Mais il y a aussi tous ces hommes qui, au nom de leur idéologie religieuse, veulent séduire les foules. Dieu sait si, aujourd'hui, les sectes prolifèrent dans toutes les religions. Beaucoup d'hommes ont besoin de se sécuriser, de trouver une sécurité, même dans des affirmations simplistes, sans esprit critique. L'essentiel, c'est qu'on suive, qu'on marche aveuglément. Jésus dit : « Faites attention. Ayez suffisamment d'esprit critique pour ne pas suivre n'importe qui. »

Et il donne les critères du bon berger qu'il est C'est un chemin de liberté qu'il nous ouvre. Toutes les images qu'il emploie sont des images de liberté : la porte qui s'ouvre pour aller et venir, entrer et sortir. Jamais enfermés. La route, sur laquelle il nous guide. La grande image, c'est sans cesse le retour à l'histoire de la Libération d'Egypte. Dieu va intervenir pour ouvrir la porte de la maison d'esclavage, pour faire passer la mer, et ensuite, conduire les Hébreux, avec toutes les possibilités qu'a chaque membre de ce peuple de garder sa liberté, au point de rejeter Dieu pour une idole (le veau d'or).

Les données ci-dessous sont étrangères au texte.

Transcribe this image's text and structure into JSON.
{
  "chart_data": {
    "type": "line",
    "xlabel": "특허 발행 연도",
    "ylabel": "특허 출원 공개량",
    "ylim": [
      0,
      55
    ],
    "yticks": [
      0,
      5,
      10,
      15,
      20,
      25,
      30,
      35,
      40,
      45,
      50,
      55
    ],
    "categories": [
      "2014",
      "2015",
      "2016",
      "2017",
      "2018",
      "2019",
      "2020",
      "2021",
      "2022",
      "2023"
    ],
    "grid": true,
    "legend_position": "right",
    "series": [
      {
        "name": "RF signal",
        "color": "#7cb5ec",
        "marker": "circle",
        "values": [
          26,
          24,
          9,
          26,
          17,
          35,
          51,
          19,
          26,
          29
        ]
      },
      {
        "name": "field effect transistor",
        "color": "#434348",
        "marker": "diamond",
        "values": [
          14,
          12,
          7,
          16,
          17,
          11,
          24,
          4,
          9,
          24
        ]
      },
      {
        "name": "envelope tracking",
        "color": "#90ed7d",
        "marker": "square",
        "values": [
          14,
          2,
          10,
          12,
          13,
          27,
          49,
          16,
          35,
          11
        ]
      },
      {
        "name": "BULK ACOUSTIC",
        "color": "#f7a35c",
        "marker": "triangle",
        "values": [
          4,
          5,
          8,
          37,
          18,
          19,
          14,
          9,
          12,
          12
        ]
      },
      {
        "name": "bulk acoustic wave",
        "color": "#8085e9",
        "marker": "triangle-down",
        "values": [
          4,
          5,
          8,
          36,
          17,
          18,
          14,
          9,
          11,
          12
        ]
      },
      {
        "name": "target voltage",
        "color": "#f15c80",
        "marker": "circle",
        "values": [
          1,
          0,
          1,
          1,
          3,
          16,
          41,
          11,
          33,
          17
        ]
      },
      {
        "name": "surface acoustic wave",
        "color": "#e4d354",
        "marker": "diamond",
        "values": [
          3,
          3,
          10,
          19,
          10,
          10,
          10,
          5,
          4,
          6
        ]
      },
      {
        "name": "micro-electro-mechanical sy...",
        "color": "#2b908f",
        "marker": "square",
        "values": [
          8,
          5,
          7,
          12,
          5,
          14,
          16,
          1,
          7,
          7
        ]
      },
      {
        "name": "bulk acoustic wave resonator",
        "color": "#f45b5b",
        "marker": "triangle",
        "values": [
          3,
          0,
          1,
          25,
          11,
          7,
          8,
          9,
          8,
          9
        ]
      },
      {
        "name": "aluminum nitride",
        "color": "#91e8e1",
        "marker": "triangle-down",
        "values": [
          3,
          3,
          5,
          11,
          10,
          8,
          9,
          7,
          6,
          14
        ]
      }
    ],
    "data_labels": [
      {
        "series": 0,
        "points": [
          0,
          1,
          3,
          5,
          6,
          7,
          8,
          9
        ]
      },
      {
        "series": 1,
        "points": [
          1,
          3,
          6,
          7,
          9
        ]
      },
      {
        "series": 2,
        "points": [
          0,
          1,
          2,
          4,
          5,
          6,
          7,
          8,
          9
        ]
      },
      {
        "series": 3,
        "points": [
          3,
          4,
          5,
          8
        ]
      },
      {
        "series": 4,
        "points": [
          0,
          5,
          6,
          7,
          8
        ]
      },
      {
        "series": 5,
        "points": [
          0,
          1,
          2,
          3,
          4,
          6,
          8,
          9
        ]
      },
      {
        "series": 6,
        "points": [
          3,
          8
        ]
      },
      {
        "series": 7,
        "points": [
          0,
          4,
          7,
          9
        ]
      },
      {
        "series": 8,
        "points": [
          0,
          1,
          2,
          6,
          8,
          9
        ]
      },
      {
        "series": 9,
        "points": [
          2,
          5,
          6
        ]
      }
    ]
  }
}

Mais, me direz-vous, comment Jésus Christ, s'il veut être notre guide, ne va-t-il pas un peu opprimer nos consciences humaines ? Je crois que c'est une histoire d'amour. La connaissance d'une personne, vous le savez, est totalement différente de la connaissance scientifique, qui exige des preuves. On est attiré par quelqu'un et, pour reprendre un mot de Saint-Exupéry : « Aimer, ce n'est pas se regarder l'un l'autre, c'est regarder ensemble dans la même direction. » Eh bien, c'est cela, l'amour de Jésus et des brebis. Jésus nous invite à regarder dans la même direction que lui. Et c'est ainsi que nous serons libres. C'est à nous, une fois que le sens nous est donné, d'inventer notre démarche. Chacun de nous, sans directives. Il nous dit simplement de regarder tous les hommes comme nos frères. Il nous dit de regarder Dieu comme notre Père. Là, nous sommes sûrs d'être sur un chemin de liberté. Il ne violera jamais notre conscience.

Voulez-vous, frères, que nous nous demandions sincèrement comment nous pourrons être témoins du Christ par notre liberté de pensée et par notre manière de vivre la fraternité. Il est venu « pour que nous ayons la vie, et la vie en abondance ».